我们大体能看得出来,在HDFS1架构设计中,DataNode是没有明显的问题的,主要的问题是在NameNode这儿。
3.HDFS2HDFS1明显感觉架构不太成熟,所以HDFS2就是对HDFS1的问题进行解决。
01 / 单点故障问题解决(高可用)大家先跟着我的思路走,现在我们要解决的是一个单点的问题,其实解决的思路很简单,因为之前是只有一个NameNode,所以有单点故障问题,那我们把设计成两个Namenode就可以了,如果其中一个namenode有问题,就切换到另外一个NameNode上。
所以现在我们想要实现的是:其中一个Namenode有问题,然后可以把服务切换到另外一个Namenode上。
如果是这样的话,首先需要解决一个问题:如何保证两个NameNode之间的元数据保持一致?因为只有这样才能保证服务切换以后还能正常干活。
保证两个NameNode之间元数据一致为了解决两个NameNode之间元数据一致的问题,引入了第三方的一个JournalNode集群。
JournalNode集群的特点:JournalNode守护进程是相对轻量级的,那么这些守护进程可与其它Hadoop守护进程,如NameNode,运行在相同的主机上。
由于元数据的改变必须写入大多数(一半以上)JNs,所以至少存在3个JournalNodes守护进程,这样系统能够容忍单个Journal Node故障。
当然也可以运行多于3个JournalNodes,但为了增加系统能够容忍的故障主机的数量,应该运行奇数个JNs。
当运行N个JNs时,系统最多可以接受(N-1)/2个主机故障并能继续正常运行,所以Jounal Node集群本身是没有单点故障问题的。
引入了Journal Node集群以后,Active状态的NameNode实时的往Journal Node集群写元数据,StandBy状态的NameNode实时从Journal Node集群同步元数据,这样就保证了两个NameNode之间的元数据是一致的。
两个NameNode自动切换目前虽然解决了单点故障的问题,但是目前假如Active NameNode出了问题,还需要我们人工的参与把Standby N ameNode切换成为Active NameNode,这个过程并不是自动化的,但是很明显这个过程我们需要自动化,接下来我们看HDFS2是如何解决自动切换问题的。
为了解决自动切换问题,HDFS2引入了ZooKeeper集群和ZKFC进程。
ZKFC是DFSZKFailoverController的简称,这个服务跟NameNode的服务安装在同一台服务器上,主要的作用就是监控NameNode健康状态并向ZooKeeper注册NameNode,如果Active的NameNode挂掉后,ZKFC为StandBy的NameNode竞争锁(分布式锁),获得ZKFC锁的NameNode变为active,所以引入了ZooKeeper集群和ZKFC进程后就解决了NameNode自动切换的问题。

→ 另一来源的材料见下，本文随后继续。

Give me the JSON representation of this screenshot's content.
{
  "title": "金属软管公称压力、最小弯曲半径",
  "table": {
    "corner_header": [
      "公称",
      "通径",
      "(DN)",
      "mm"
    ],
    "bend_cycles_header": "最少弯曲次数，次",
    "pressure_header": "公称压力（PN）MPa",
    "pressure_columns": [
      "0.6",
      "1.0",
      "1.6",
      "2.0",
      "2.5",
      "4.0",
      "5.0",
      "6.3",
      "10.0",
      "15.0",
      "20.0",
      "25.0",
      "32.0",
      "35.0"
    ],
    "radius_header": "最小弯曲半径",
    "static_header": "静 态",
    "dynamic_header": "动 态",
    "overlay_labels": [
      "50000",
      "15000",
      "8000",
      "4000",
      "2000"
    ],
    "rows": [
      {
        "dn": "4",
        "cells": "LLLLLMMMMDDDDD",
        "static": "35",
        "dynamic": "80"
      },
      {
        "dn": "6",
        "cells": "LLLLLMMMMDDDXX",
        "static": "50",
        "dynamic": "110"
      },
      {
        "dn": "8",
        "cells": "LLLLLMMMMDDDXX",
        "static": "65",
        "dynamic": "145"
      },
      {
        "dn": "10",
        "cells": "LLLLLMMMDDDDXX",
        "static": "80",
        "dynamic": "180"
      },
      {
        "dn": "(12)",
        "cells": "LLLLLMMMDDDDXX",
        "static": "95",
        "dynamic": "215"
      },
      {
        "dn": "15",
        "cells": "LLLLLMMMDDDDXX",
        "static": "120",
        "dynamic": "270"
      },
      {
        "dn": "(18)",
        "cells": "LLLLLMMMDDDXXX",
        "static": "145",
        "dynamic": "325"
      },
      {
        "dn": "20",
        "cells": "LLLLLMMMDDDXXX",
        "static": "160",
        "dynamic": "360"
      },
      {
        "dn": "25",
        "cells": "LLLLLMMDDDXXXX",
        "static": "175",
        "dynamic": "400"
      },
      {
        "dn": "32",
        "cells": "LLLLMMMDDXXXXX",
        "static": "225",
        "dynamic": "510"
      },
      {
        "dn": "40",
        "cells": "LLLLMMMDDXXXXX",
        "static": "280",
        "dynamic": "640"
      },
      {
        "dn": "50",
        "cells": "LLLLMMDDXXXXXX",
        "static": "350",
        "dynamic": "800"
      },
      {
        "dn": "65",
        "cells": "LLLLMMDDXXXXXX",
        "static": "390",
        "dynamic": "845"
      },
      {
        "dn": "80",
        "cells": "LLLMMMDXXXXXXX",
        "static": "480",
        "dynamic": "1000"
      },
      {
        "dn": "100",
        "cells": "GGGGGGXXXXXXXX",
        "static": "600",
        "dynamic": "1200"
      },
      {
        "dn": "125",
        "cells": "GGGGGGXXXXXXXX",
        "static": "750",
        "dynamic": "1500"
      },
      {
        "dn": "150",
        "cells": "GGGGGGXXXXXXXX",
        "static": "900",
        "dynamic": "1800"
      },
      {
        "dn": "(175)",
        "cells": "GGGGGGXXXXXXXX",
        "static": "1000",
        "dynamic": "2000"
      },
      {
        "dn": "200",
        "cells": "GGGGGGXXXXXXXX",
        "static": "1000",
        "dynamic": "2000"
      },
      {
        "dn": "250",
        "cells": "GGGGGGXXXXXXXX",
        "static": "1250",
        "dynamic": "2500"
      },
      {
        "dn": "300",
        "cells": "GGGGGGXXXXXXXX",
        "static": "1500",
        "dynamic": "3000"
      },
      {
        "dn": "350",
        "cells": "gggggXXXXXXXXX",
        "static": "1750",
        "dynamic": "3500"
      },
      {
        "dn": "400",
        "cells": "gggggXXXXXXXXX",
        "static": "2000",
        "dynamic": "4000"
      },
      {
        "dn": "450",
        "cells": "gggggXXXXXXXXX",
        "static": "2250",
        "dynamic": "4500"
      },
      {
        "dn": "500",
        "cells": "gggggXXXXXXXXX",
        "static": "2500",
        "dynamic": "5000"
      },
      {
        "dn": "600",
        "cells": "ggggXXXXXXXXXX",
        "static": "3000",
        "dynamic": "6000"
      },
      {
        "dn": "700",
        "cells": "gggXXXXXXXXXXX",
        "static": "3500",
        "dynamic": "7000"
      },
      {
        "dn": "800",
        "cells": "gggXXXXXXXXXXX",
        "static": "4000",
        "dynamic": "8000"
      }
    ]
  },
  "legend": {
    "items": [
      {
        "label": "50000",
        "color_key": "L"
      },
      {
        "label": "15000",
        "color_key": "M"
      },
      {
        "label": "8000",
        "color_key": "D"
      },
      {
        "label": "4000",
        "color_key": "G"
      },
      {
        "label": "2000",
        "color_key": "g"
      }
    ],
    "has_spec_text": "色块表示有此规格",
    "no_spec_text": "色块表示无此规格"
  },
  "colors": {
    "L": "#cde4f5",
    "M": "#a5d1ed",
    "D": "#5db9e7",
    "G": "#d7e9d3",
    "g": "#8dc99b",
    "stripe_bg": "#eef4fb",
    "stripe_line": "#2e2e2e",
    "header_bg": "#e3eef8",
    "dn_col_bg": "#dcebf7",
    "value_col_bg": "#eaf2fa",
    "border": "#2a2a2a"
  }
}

02 / 内存受限问题解决前面我们虽然解决了高可用的问题,但是如果NameNode的元数据量很大,大到当前NameNode所在的服务器存不下,这个时候集群就不可用了,换句话说就是NameNode的扩展性有问题。
为了解决这个问题,HDFS2引入了联邦的机制。
如上图所示这个是一个完整的集群,由多个namenode构成,namenode1和namenode2构成一套namenode,我们取名叫nn1,这两个namenode之间是高可用关系,管理的元数据是一模一样的;namenode3和namenode4构成一套namenode,假设我们取名叫nn2,这两个namenode之间也是高可用关系,管理的元数据也是一模一样的,但是nn1和nn2管理的元数据是不一样的,他们分别只是管理了整个集群元数据的一部分,引入了联邦机制以后,如果后面元数据又存不了,那继续扩nn3,nn4...就可以了。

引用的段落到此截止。